Develop (or maintain) a Healthy Lifestyle
This boils down to simple wisdom: eat healthy, exercise regularly. Limit fats and sugars and increase your intake of whole grains, fruits and vegetables. If you haven’t already, embark on an exercise program you can stick with long term. If it’s been a while since you last exercised, consult with your doctor before you begin. Start slowly and work up to your goals.
Stress can be detrimental to your health. Maintaining friendships, focusing on hobbies and taking time to relax may help ensure good mental health. In fact, research shows that staying socially active in retirement can alleviate stress and reduce the risk of depression. It may also aid in the prevention of Alzheimer’s disease.
Learn Your Numbers
Staying healthy means monitoring a few key numbers. You should know your blood pressure, cholesterol and body mass index. Your blood sugar level indicates your risk for diabetes. Your doctor can perform simple tests to help you identify these numbers and recognize any vulnerabilities you may have.
Tip: Healthy Targets. Generally speaking, cholesterol should be 200mg/dL or lower.
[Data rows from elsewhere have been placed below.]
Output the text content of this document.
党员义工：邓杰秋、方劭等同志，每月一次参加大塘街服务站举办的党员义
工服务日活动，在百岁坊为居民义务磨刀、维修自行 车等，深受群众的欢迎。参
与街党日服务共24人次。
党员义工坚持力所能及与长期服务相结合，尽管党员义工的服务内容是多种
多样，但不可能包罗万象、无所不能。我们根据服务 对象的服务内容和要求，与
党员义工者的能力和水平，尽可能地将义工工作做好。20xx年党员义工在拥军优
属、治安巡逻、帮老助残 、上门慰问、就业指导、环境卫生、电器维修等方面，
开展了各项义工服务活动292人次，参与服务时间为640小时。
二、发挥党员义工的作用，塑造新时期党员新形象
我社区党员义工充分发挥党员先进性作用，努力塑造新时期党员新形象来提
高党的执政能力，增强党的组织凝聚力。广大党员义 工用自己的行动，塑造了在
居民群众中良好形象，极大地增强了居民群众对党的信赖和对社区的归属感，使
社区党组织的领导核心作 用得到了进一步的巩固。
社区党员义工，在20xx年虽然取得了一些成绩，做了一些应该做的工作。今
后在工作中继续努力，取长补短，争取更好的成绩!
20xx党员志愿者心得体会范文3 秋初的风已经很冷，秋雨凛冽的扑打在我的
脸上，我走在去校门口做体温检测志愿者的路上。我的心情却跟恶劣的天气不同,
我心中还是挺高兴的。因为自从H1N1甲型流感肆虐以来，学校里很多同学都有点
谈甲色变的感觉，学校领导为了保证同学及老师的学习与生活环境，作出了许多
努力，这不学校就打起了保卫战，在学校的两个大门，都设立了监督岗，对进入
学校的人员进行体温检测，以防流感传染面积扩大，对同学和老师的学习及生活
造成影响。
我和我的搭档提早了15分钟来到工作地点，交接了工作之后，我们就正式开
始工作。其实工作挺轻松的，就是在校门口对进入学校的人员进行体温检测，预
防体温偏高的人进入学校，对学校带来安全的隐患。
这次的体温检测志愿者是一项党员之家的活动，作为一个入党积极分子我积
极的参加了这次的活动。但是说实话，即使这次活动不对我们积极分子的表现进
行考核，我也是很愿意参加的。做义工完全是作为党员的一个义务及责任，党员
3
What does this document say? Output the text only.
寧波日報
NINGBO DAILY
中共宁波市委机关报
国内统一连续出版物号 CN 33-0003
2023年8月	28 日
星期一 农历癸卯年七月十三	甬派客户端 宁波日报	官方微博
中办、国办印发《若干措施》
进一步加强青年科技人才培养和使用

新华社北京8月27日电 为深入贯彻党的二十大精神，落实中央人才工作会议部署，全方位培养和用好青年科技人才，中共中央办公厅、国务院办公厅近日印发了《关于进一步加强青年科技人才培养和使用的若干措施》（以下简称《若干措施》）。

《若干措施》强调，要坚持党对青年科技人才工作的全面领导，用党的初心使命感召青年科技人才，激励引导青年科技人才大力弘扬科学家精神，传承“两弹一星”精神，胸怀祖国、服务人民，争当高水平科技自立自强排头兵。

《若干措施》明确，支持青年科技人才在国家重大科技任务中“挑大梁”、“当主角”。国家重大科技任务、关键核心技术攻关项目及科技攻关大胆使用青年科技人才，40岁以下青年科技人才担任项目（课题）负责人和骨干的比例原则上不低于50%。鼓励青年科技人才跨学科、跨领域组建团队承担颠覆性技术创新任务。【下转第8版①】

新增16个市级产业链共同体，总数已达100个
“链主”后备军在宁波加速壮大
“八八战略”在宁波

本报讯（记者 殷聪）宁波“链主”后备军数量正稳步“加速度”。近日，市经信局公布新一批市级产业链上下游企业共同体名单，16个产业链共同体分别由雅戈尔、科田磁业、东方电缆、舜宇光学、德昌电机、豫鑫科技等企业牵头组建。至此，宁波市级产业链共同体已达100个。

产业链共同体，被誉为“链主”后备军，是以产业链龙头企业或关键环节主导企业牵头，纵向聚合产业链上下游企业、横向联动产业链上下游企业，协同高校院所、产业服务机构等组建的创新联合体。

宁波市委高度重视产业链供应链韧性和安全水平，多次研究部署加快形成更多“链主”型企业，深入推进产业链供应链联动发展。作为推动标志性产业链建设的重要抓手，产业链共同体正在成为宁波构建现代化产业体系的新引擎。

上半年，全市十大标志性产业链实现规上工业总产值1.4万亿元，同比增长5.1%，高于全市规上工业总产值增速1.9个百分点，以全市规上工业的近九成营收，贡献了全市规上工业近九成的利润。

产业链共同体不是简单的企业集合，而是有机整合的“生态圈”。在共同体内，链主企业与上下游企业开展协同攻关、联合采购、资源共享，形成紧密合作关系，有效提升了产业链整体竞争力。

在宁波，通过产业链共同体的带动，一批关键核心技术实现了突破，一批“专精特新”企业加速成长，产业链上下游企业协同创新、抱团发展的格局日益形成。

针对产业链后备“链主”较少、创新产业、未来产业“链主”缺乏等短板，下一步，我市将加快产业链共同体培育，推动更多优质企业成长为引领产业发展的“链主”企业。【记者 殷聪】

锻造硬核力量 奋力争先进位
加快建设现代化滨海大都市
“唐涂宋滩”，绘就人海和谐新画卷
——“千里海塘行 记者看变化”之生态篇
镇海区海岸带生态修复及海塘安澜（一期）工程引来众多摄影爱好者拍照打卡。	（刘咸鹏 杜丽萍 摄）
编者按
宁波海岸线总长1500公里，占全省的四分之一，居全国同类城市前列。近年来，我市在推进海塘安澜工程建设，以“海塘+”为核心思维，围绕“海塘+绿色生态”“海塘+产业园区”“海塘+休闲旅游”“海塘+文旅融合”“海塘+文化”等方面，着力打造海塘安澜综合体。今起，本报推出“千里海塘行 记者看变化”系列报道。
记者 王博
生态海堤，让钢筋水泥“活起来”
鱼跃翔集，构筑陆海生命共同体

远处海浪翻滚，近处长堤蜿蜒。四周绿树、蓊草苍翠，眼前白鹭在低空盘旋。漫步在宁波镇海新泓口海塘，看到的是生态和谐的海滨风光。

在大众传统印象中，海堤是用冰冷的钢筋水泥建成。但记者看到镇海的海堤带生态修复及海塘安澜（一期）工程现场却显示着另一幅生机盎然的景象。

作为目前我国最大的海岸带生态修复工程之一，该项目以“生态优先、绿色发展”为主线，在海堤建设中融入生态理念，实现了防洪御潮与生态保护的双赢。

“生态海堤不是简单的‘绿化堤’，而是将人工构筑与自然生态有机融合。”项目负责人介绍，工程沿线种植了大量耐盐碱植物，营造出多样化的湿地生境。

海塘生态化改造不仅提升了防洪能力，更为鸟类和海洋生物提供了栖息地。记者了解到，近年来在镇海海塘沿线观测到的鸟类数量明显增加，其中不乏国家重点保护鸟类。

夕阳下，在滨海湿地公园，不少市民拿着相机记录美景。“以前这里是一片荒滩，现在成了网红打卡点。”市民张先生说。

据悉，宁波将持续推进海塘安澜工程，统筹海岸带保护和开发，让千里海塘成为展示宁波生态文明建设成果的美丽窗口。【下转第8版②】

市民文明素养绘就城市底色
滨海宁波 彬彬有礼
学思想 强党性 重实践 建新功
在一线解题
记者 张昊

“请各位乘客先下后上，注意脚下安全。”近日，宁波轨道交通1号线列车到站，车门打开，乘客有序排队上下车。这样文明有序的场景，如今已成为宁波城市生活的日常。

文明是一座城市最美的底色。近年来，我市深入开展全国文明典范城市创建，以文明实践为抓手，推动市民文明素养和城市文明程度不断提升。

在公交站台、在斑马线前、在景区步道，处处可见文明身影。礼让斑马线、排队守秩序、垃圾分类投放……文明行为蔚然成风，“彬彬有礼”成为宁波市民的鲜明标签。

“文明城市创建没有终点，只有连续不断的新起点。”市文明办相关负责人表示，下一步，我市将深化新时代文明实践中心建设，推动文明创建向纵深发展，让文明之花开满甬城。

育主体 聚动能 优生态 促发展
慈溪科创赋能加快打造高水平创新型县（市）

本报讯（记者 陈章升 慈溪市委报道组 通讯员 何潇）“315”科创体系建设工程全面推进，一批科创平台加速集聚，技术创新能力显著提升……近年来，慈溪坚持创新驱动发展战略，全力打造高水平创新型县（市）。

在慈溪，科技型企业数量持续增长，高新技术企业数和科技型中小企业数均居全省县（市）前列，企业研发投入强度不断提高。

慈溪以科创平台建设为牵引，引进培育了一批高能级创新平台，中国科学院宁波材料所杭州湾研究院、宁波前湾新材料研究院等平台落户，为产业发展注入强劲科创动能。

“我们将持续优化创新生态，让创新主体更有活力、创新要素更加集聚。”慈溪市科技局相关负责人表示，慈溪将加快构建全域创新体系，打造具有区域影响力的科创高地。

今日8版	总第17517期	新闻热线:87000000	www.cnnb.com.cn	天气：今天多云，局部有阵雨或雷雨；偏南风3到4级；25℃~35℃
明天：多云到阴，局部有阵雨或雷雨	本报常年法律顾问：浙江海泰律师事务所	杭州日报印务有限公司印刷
And a good blood pressure level is 120/80 mmHg or less.
Get Preventative Care
Preventing a disease or illness can be much less expensive (and painful) than treating one. As recommended by your doctor, take advantage of free or low-cost diabetes and heart disease screenings, mammograms and vaccinations. And make sure to get your annual physical.
There is no way to guarantee you won’t have unexpected health care costs in retirement. But maintaining a healthy lifestyle can help you reduce possible health-related expenses, not to mention avoid spending precious time in the recovery room.